Chancellor George Osborne has announced the government's four-year Spending Review to Parliament, revealing some of the deepest cuts in public spending in decades.
Source: BBC News.
Follow link below to see the key points for all government departments.
The key announcements:
About 490,000 public sector jobs likely to be lost
Average 19% four-year cut in departmental budgets
Structural deficit to be eliminated by 2015
£7bn in additional welfare budget cuts
Police funding cut by 4% a year
Retirement age to rise from 65 to 66 by 2020
English schools budget protected; £2bn extra for social care
NHS budget in England to rise every year until 2015
Regulated rail fares to rise 3% above inflation
Bank levy to be made permanent
Communities and Local Government
Annual budget: £33.6bn
What’s being cut: Councils will see a 7.1% annual fall in their budgets. But ring-fencing of local authority revenue grants will end. Funding for Redefinition of social housing, changed terms for new rental agreements. Aim to build 150,000 new affordable homes over next four years.
Department for Culture, Media and Sport
Annual budget: £2bn
What’s being cut: Budget cut 24% over four years. Administration costs to be cut 41% while core arts programmes will see a 15% fall in funding. Free museum entry to remain in place. BBC licence fee to be frozen for next six years. Corporation will also fund World Service and BBC Monitoring. Adds up to equivalent of 16% savings over the period.
The Department for Culture, Media and Sport (DCMS) settlement includes:
provision for a safe and successful Olympic and Paralympic Games in 2012, by maintaining a public sector funding package of £9.3 billion;
investing £530 million over the Spending Review period including £300 million from the TV licence fee, to improve the UKs broadband network;
maintaining free entry to museums and galleries;
capital project funding for the Tate Modern, the British Museum, and the British Library Newspaper Archive in Boston Spa;
ensuring national cultural assets are preserved for future generations including by limiting cuts to 15 per cent for core programmes like Museums, Arts Council England funding to frontline arts and Sport Englands Whole sport plans; and
overall resource savings of 24 per cent in real terms over the Spending Review period (excluding Olympics) through slimming down the Department and its Arms Length Bodies, and focusing on key priorities.

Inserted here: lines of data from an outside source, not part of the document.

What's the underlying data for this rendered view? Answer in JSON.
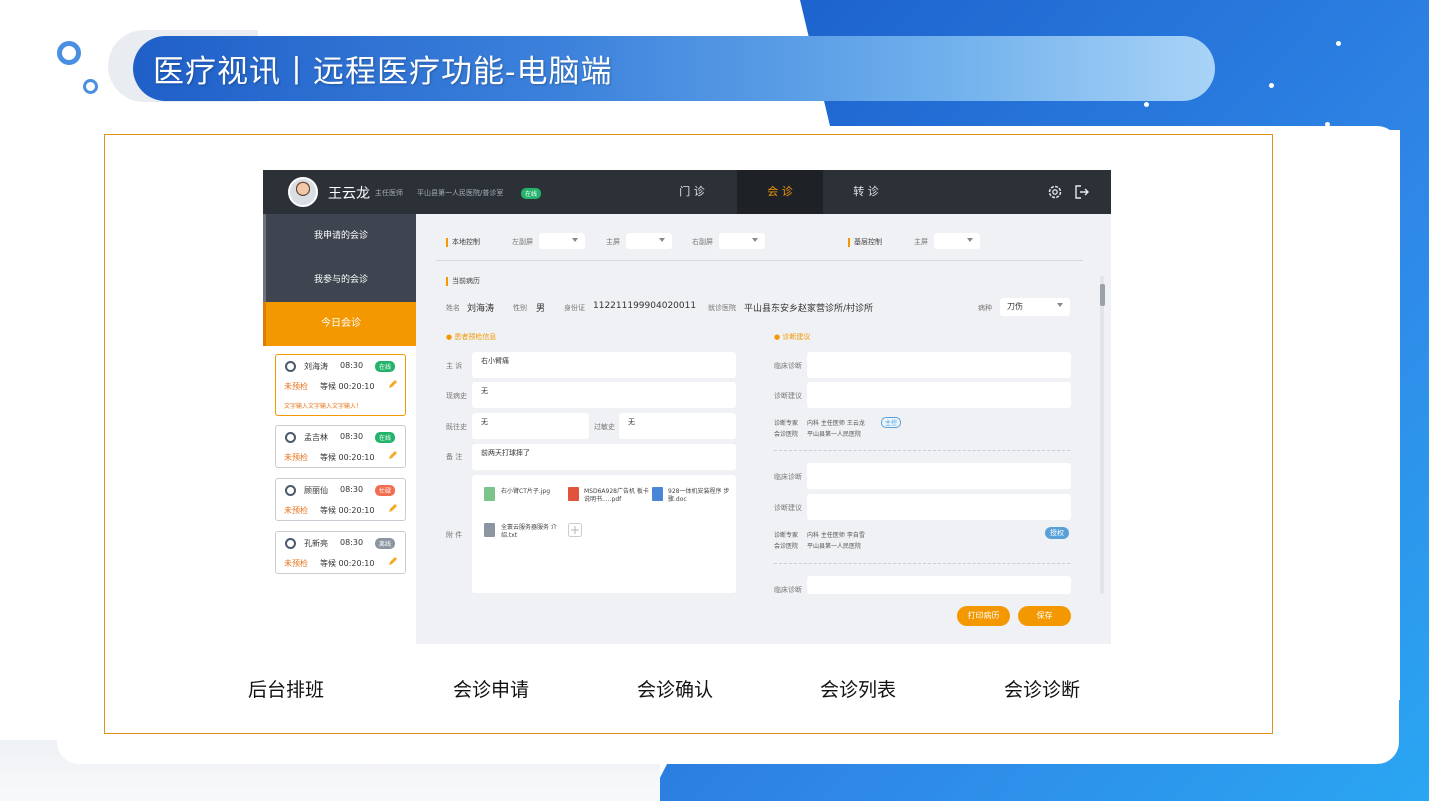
{
  "slide_title": "医疗视讯丨远程医疗功能-电脑端",
  "colors": {
    "accent": "#f39800",
    "blue_dark": "#1f5fc8",
    "online_green": "#24b36b",
    "emergency_red": "#f26d4f",
    "timeout_gray": "#8c96a2"
  },
  "app": {
    "user": {
      "name": "王云龙",
      "role": "主任医师",
      "hospital": "平山县第一人民医院/普诊室",
      "status": "在线"
    },
    "nav": [
      "门 诊",
      "会 诊",
      "转 诊"
    ],
    "sidebar_tabs": [
      "我申请的会诊",
      "我参与的会诊",
      "今日会诊"
    ],
    "patients": [
      {
        "name": "刘海涛",
        "time": "08:30",
        "badge": "在线",
        "status": "未预检",
        "wait": "等候 00:20:10",
        "note": "文字输入文字输入文字输入！"
      },
      {
        "name": "孟吉林",
        "time": "08:30",
        "badge": "在线",
        "status": "未预检",
        "wait": "等候 00:20:10",
        "note": ""
      },
      {
        "name": "顾丽仙",
        "time": "08:30",
        "badge": "忙碌",
        "status": "未预检",
        "wait": "等候 00:20:10",
        "note": ""
      },
      {
        "name": "孔新亮",
        "time": "08:30",
        "badge": "离线",
        "status": "未预检",
        "wait": "等候 00:20:10",
        "note": ""
      }
    ],
    "controls": {
      "local": "本地控制",
      "left_screen": "左副屏",
      "main_screen": "主屏",
      "right_screen": "右副屏",
      "base": "基层控制",
      "base_main": "主屏"
    },
    "record": {
      "title": "当前病历",
      "name_label": "姓名",
      "name": "刘海涛",
      "gender_label": "性别",
      "gender": "男",
      "id_label": "身份证",
      "id": "112211199904020011",
      "clinic_label": "就诊医院",
      "clinic": "平山县东安乡赵家营诊所/村诊所",
      "disease_label": "病种",
      "disease": "刀伤"
    },
    "precheck": {
      "title": "● 患者预检信息",
      "complaint_label": "主 诉",
      "complaint": "右小臂痛",
      "present_label": "现病史",
      "present": "无",
      "past_label": "既往史",
      "past": "无",
      "allergy_label": "过敏史",
      "allergy": "无",
      "remark_label": "备 注",
      "remark": "前两天打球摔了",
      "attach_label": "附 件",
      "files": [
        "右小臂CT片子.jpg",
        "MSD6A928广告机 板卡说明书.....pdf",
        "928一体机安装程序 步骤.doc",
        "全寰云服务器服务 介绍.txt"
      ]
    },
    "diagnosis": {
      "title": "● 诊断建议",
      "clinical_label": "临床诊断",
      "advice_label": "诊断建议",
      "expert_label": "诊断专家",
      "hospital_label": "会诊医院",
      "expert1": "内科 主任医师 王云龙",
      "tag1": "主控",
      "hospital1": "平山县第一人民医院",
      "expert2": "内科 主任医师 李自雪",
      "tag2": "授权",
      "hospital2": "平山县第一人民医院"
    },
    "buttons": {
      "print": "打印病历",
      "save": "保存"
    }
  },
  "captions": [
    "后台排班",
    "会诊申请",
    "会诊确认",
    "会诊列表",
    "会诊诊断"
  ]
}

What the Government says about arts and culture:
While culture, media and sports will take their share of overall reductions to public spending, the Government is committed to supporting excellence and improving the quality of life for all through these sectors by:
encouraging corporate investment to bring in new sources of funding and philanthropicgiving, particularly in the arts;
providing greater freedom and flexibilities for museums through easier access to reserves of privately raised funds, and taking a more strategic approach to public funding for the arts; and
continuing to reform Lottery funding to ensure more money goes to support projects in the arts, sport and heritage, by allocating 60 per cent of Lottery funding to these causes and 40 per cent to the voluntary and community sector.
This is taken from the 2010 spending review produced by the Coalition Government.